Talk, Talk, Talk by Olivia Holstine
When starting in an AmeriCorps position, and as we do our service, we get a lot of really good advice. It’s usually putting it into practice that can be hard – weather, location, resources, time, etc. All manner of things can work against us. And the projects are going to be frustrating. There are moments when I feel like I’m not accomplishing anything, that I have No Idea what I’m doing, and it sucks. Sometimes you serve and it turns out to be helpful, sometimes you read a 118-page report and realize later it’s useless to you. It’s a crap shoot, especially in the beginning. This is frustrating, it’s demoralizing, and it’s all part of the gig.
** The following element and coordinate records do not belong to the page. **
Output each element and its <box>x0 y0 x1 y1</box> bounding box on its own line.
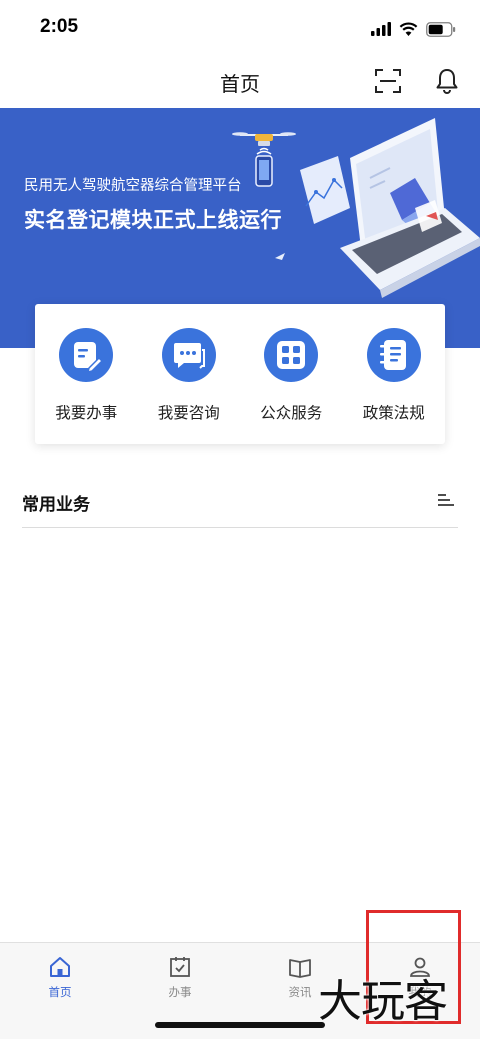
quick-action-consult[interactable]: 我要咨询 <box>138 304 241 444</box>
home-icon <box>50 957 70 977</box>
banner-subtitle: 民用无人驾驶航空器综合管理平台 <box>24 178 242 194</box>
tab-home[interactable]: 首页 <box>0 943 120 1003</box>
nav-bar: 首页 <box>0 56 480 108</box>
scan-icon[interactable] <box>375 68 401 94</box>
document-edit-icon <box>59 328 114 382</box>
notebook-icon <box>366 328 421 382</box>
quick-action-label: 公众服务 <box>260 404 323 422</box>
quick-actions-card: 我要办事 我要咨询 公众服务 政策法规 <box>35 304 445 444</box>
tab-label: 办事 <box>168 985 192 999</box>
chat-icon <box>161 328 216 382</box>
quick-action-handle-affairs[interactable]: 我要办事 <box>35 304 138 444</box>
battery-icon <box>426 21 456 37</box>
quick-action-label: 政策法规 <box>362 404 425 422</box>
menu-icon[interactable] <box>438 493 454 507</box>
status-icons <box>371 20 456 38</box>
status-bar: 2:05 <box>0 0 480 56</box>
status-time: 2:05 <box>40 16 79 37</box>
watermark-text: 大玩客 <box>318 976 448 1027</box>
page-title: 首页 <box>220 72 260 96</box>
book-icon <box>289 959 311 978</box>
quick-action-label: 我要咨询 <box>157 404 220 422</box>
common-business-header: 常用业务 <box>22 470 458 528</box>
drone-icon <box>232 132 296 155</box>
home-indicator[interactable] <box>155 1022 325 1028</box>
tab-label: 首页 <box>48 985 72 999</box>
quick-action-public-service[interactable]: 公众服务 <box>240 304 343 444</box>
calendar-check-icon <box>170 957 190 977</box>
quick-action-policy[interactable]: 政策法规 <box>343 304 446 444</box>
quick-action-label: 我要办事 <box>55 404 118 422</box>
bell-icon[interactable] <box>435 68 459 94</box>
section-title: 常用业务 <box>22 495 90 515</box>
grid-icon <box>264 328 319 382</box>
wifi-icon <box>399 22 418 36</box>
tab-affairs[interactable]: 办事 <box>120 943 240 1003</box>
signal-icon <box>371 22 391 36</box>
I find this particularly acute as a VISTA, as opposed to an AmeriCorps direct service member. I’m starting a new project that has no background or pre-existing structure to build on. That means even as I am trying to figure out what the end result should be, chasing leads, and finding virtual workshops, it doesn’t necessarily feel like I’m doing anything useful – as opposed to my AmeriCorps housemate, who can monitor results by how many high schoolers have gotten FAFSA help, tutoring, college acceptance, etc. Not to say that their job is easy, but the feedback is more immediate.
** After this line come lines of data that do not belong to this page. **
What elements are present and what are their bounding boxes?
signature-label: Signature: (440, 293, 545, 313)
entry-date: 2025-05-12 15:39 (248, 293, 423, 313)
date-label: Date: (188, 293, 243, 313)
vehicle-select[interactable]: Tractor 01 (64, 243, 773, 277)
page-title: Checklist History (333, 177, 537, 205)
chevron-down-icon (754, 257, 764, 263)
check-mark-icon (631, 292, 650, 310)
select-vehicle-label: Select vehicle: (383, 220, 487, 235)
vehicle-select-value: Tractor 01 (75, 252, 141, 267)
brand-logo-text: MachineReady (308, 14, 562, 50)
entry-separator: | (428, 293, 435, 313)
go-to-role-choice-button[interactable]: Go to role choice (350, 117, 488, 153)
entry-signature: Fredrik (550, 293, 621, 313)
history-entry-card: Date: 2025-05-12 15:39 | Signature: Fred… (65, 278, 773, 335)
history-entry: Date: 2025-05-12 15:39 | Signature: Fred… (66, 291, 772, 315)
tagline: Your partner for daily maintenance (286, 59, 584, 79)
At this point, out of all the advice I’ve been given, both for settling in as a community member and in my capacity as a VISTA, the best has been this: talk to people.
I still have and do struggle to follow my own advice, even though I know I’m starting from a relative advantage: I’m staying in communal housing with two other AmeriCorps/VISTA members who have been able to give me tips and support on the transition, and spend time with me. I also serve at an office with a number of people who have been very welcoming, and can get in contact with other departments with relative ease. I’ve still had to find ways to check myself – joining a couple of college classes, a cookbook club, writing lists of people I should reach out to and how to get in contact with them to keep myself engaged, etc. It doesn’t always work, and winter is still somewhat limiting, but every time I meet someone new I learn about more aspects of my project.
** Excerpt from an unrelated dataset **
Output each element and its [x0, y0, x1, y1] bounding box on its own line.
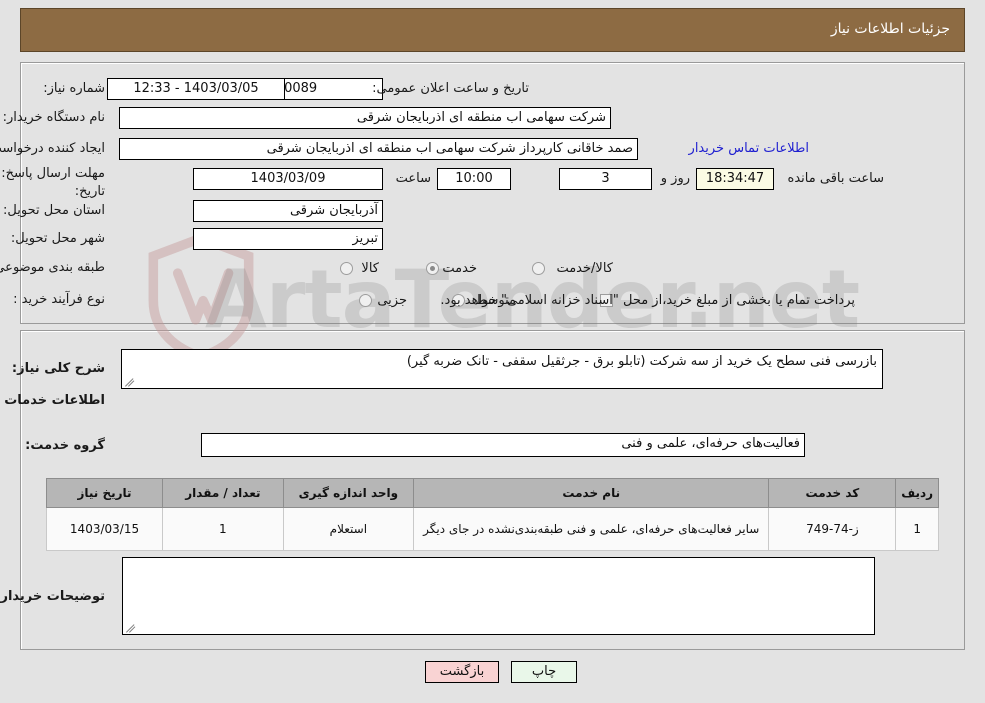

It seems simple, and yet so hard – I live in a town of 700 people, most of whom live miles away. People don’t always answer me back, and in the middle of winter, ‘going outside’ is just not a fun prospect. Even as an extrovert, it can be draining and awkward trying to meet people, especially when you are trying to make friends in a community where everyone knows everyone (and the aunties and grandmas know everyone x3). At my service site it’s easy to get into a mindset of doing ‘background research’ to start getting direction, and forget to actually talk to others in the community who can give you up-to-date, on-the-ground information on what they need. Additionally, it introduces your service to them, and is your best chance of finding new contacts and leads to work with.
So, as the wheel of life turns ever on, take even just a few minutes a week to try to reach out – walk around the office, go to the library, sit in a cafe, or go out to eat. It won’t fix all your problems, but it might just help you over the roadblocks.